Cammino di perfezione |
Esorta all’osservanza della Regola e di tre precetti importanti per la vita spirituale.
Parla del primo fra essi, cioè l’amore del prossimo, e del danno che procurano le amicizie particolari.
1. Avete ormai visto, figlie mie, quanto sia alto il fine che vogliamo conseguire; come dovremo comportarci per non sembrare troppo temerarie agli occhi di Dio e del mondo?
È evidente che dovremo lavorare molto, e ci sarà di grande aiuto nutrire generosi desideri per sforzarci d’ottenere che lo siano anche le opere.
Ora, se procuriamo di osservare fino in fondo, con gran diligenza, la nostra Regola e le nostre Costituzioni, spero che il Signore accoglierà le nostre preghiere.
Non vi chiedo nulla di nuovo, figlie mie, ma soltanto di rispettare i voti della nostra professione poiché la nostra vocazione costituisce il nostro impegno, benché ci siano grandi differenze nel modo di osservalo.
2. La nostra Regola primitiva dice che dobbiamo pregare incessantemente.
Adempiendo questo dovere che è il più importante, con tutto lo zelo possibile, non trascureremo anche di osservare i digiuni, le discipline e il silenzio che l’Ordine comanda.
Sapete bene infatti che l’orazione, per essere vera, deve essere aiutata da tutte queste pratiche, perché comodità e orazione non sono compatibili tra loro.
3. L’orazione è ciò di cui m’avete pregato di dirvi qualcosa, e io vi prego, in cambio di quello che vi dirò, di rileggere spesso e praticare di buon animo quanto ho detto finora.
Prima di parlare delle cose interiori, cioè dell’orazione, dirò alcune cose necessarie a coloro che vogliono battere il cammino dell’orazione; cose tanto necessarie che con esse, senza essere spiriti contemplativi, si potrà progredire molto nel servizio del Signore, mentre se non si possiedono, è impossibile essere grandi anime contemplative.
Chi pensasse di esserlo s’ingannerebbe di molto.
Il Signore mi dia il suo aiuto a tal fine e mi suggerisca ciò che devo dire, affinché risulti a sua gloria. Amen!
4. Non pensate, sorelle e amiche mie, che siano molte le cose che vi raccomanderò.
Piaccia, infatti, al Signore che osserviamo quelle che i nostri santi Padri hanno ordinato e adempiuto, giacché percorrendo questa strada hanno meritato il nome di santi.
Sarebbe un errore cercarne una diversa per nostra iniziativa o istruiti da altri.

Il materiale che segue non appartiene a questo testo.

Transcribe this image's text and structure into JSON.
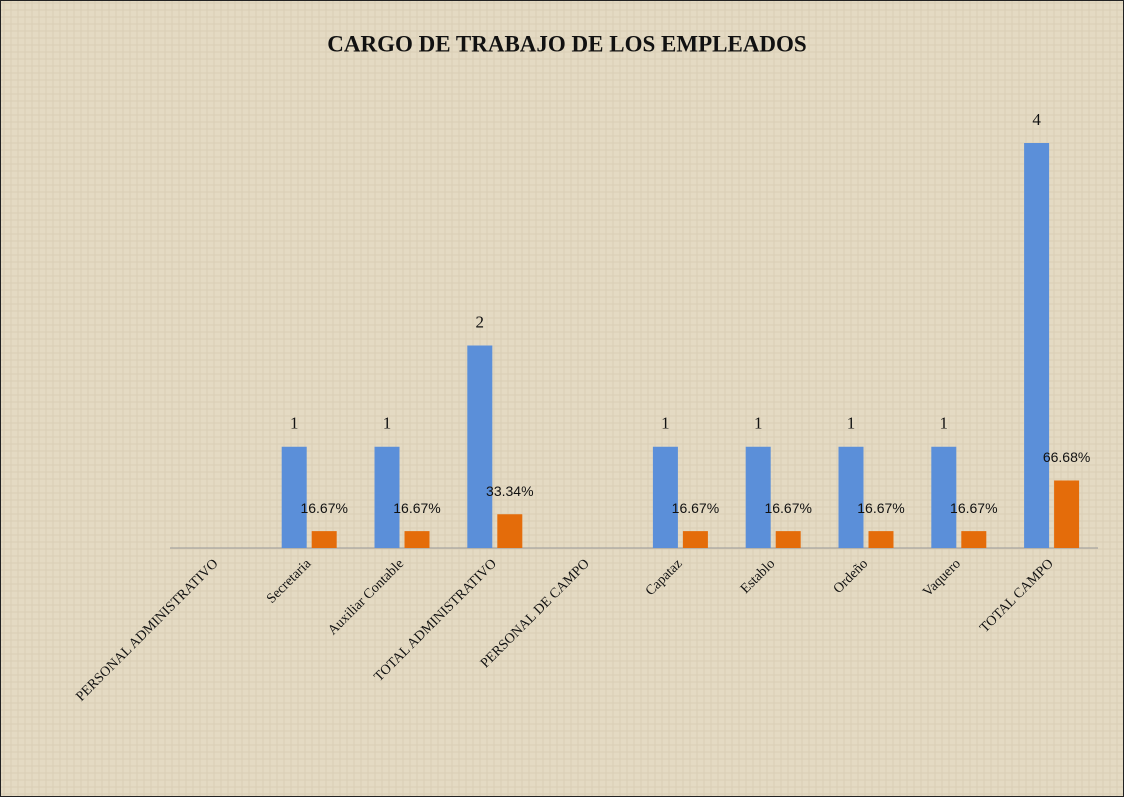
{
  "chart_data": {
    "type": "bar",
    "title": "CARGO DE TRABAJO DE LOS EMPLEADOS",
    "categories": [
      "PERSONAL ADMINISTRATIVO",
      "Secretaria",
      "Auxiliar Contable",
      "TOTAL ADMINISTRATIVO",
      "PERSONAL DE CAMPO",
      "Capataz",
      "Establo",
      "Ordeño",
      "Vaquero",
      "TOTAL CAMPO"
    ],
    "series": [
      {
        "color": "#5b8fd9",
        "values": [
          null,
          1,
          1,
          2,
          null,
          1,
          1,
          1,
          1,
          4
        ]
      },
      {
        "color": "#e46c0a",
        "axis": "y2",
        "values": [
          null,
          16.67,
          16.67,
          33.34,
          null,
          16.67,
          16.67,
          16.67,
          16.67,
          66.68
        ],
        "value_labels": [
          null,
          "16.67%",
          "16.67%",
          "33.34%",
          null,
          "16.67%",
          "16.67%",
          "16.67%",
          "16.67%",
          "66.68%"
        ]
      }
    ],
    "ylim": [
      0,
      4
    ],
    "y2lim": [
      0,
      400
    ]
  }
}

Mi limiterò a parlarvi solo di tre cose inerenti alle stesse Costituzioni, essendo molto importante intendere l’obbligo rigoroso di osservarle per avere la pace interna ed esterna, che il Signore ci ha tanto raccomandato:
la prima è l’amore reciproco,
la seconda, il distacco da tutte le creature,
la terza, la vera umiltà che, sebbene sia da me nominata per ultima, è la virtù principale e le abbraccia tutte.
5. Quanto alla prima, cioè l’amore reciproco, essa è di grandissima importanza, perché non vi è nulla di così gravoso che non si sopporti facilmente fra coloro che si amano, e occorrerebbe che fosse cosa ben dura se riuscisse gravosa.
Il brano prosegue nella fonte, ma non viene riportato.